- The Washington Times - Wednesday, March 15, 2006

U.S. law-enforcement authorities and government officials worldwide now can access an FBI computer database with more than 200,000 names of terror suspects and their associates.

The Terrorist Screening Center (TSC) is a consolidation of identities of domestic and international terror suspects from databases formerly maintained by the Justice, State, Defense and Homeland Security departments that was created as a bridge between the intelligence and law-enforcement communities to facilitate real-time information sharing.

“We have been given the authority to be partners with federal, state and local authorities in the sharing of information about terrorism,” TSC Director Donna A. Bucella said during a briefing this week at FBI headquarters. “Now there’s one watch list to which there is ready access to the most thorough, accurate and current information to respond quickly to known or suspected terrorists.”

Ms. Bucella, who was director of aviation operations in the Transportation Security Administration before being detailed to the FBI to lead the TSC program, said an additional 150,000 entries in the system contain partial names or identities. She said the majority of those listed live outside the United States, and many have what she described as inconclusive ties to terrorism or terrorist organizations.
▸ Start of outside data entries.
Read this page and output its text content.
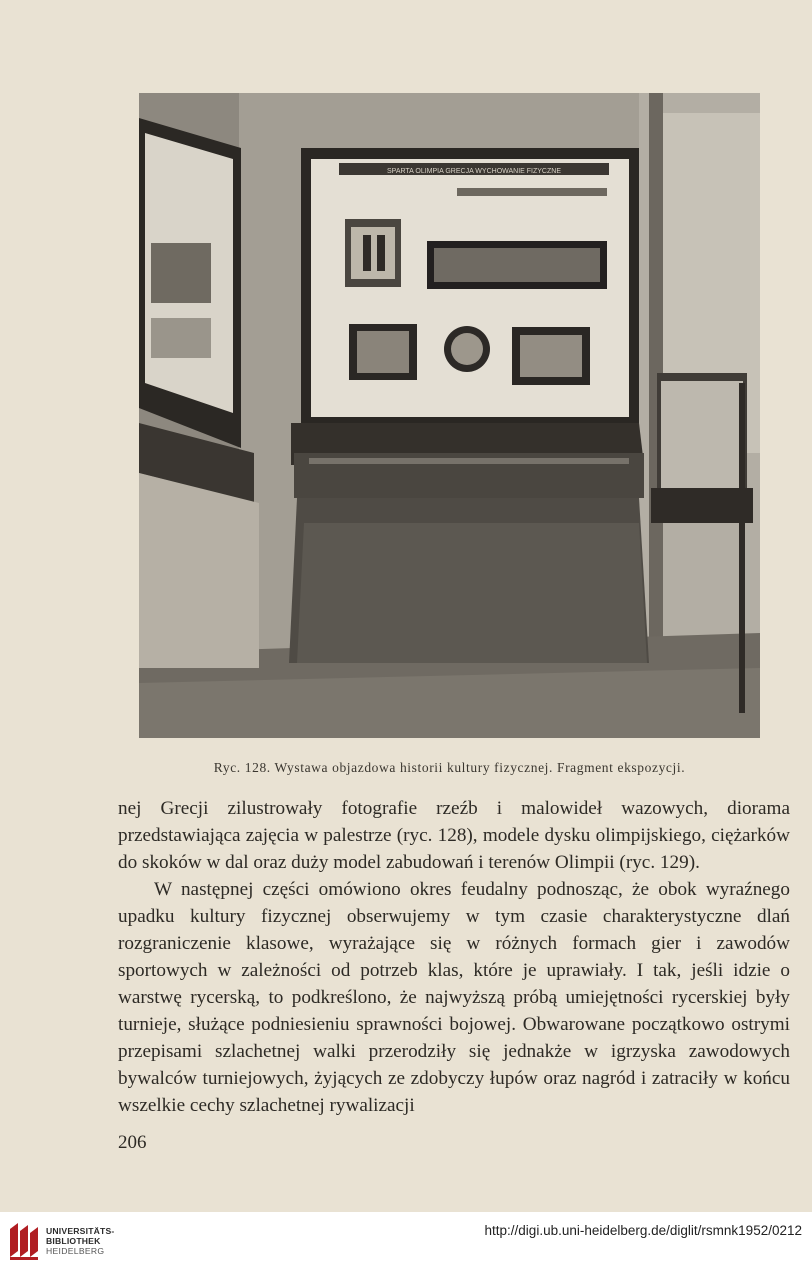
SPARTA OLIMPIA GRECJA WYCHOWANIE FIZYCZNE
Ryc. 128. Wystawa objazdowa historii kultury fizycznej. Fragment ekspozycji.

nej Grecji zilustrowały fotografie rzeźb i malowideł wazowych, diorama przedstawiająca zajęcia w palestrze (ryc. 128), modele dysku olimpijskiego, ciężarków do skoków w dal oraz duży model zabudowań i terenów Olimpii (ryc. 129).

W następnej części omówiono okres feudalny podnosząc, że obok wyraźnego upadku kultury fizycznej obserwujemy w tym czasie charakterystyczne dlań rozgraniczenie klasowe, wyrażające się w różnych formach gier i zawodów sportowych w zależności od potrzeb klas, które je uprawiały. I tak, jeśli idzie o warstwę rycerską, to podkreślono, że najwyższą próbą umiejętności rycerskiej były turnieje, służące podniesieniu sprawności bojowej. Obwarowane początkowo ostrymi przepisami szlachetnej walki przerodziły się jednakże w igrzyska zawodowych bywalców turniejowych, żyjących ze zdobyczy łupów oraz nagród i zatraciły w końcu wszelkie cechy szlachetnej rywalizacji

206
UNIVERSITÄTS-
BIBLIOTHEK
HEIDELBERG
http://digi.ub.uni-heidelberg.de/diglit/rsmnk1952/0212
But Ms. Bucella said more than 6,000 “positive matches” have been made of terror suspects or their associates among the more than 56,000 inquiries the TSC has received since the official start of the program in December 2004, resulting in 60 arrests. She noted that about half of the encounters were “repeats,” meaning the suspects had been stopped on other occasions.

Law-enforcement officers and government officials who make inquiries have the option of arresting or detaining suspects if a warrant is outstanding, which happens in less than 1 percent of the cases, or gathering information and letting them go, she said.

Last year, the Justice Department’s Office of Inspector General said in a report that although TSC had created and deployed a consolidated watch list database, it could not ensure that the information in that database was complete and accurate.

Ms. Bucella said the database, which she described as “unclassified law-enforcement-sensitive,” is updated every day, with additions, modifications and deletions to help identify and detain potential terrorists and prevent attacks.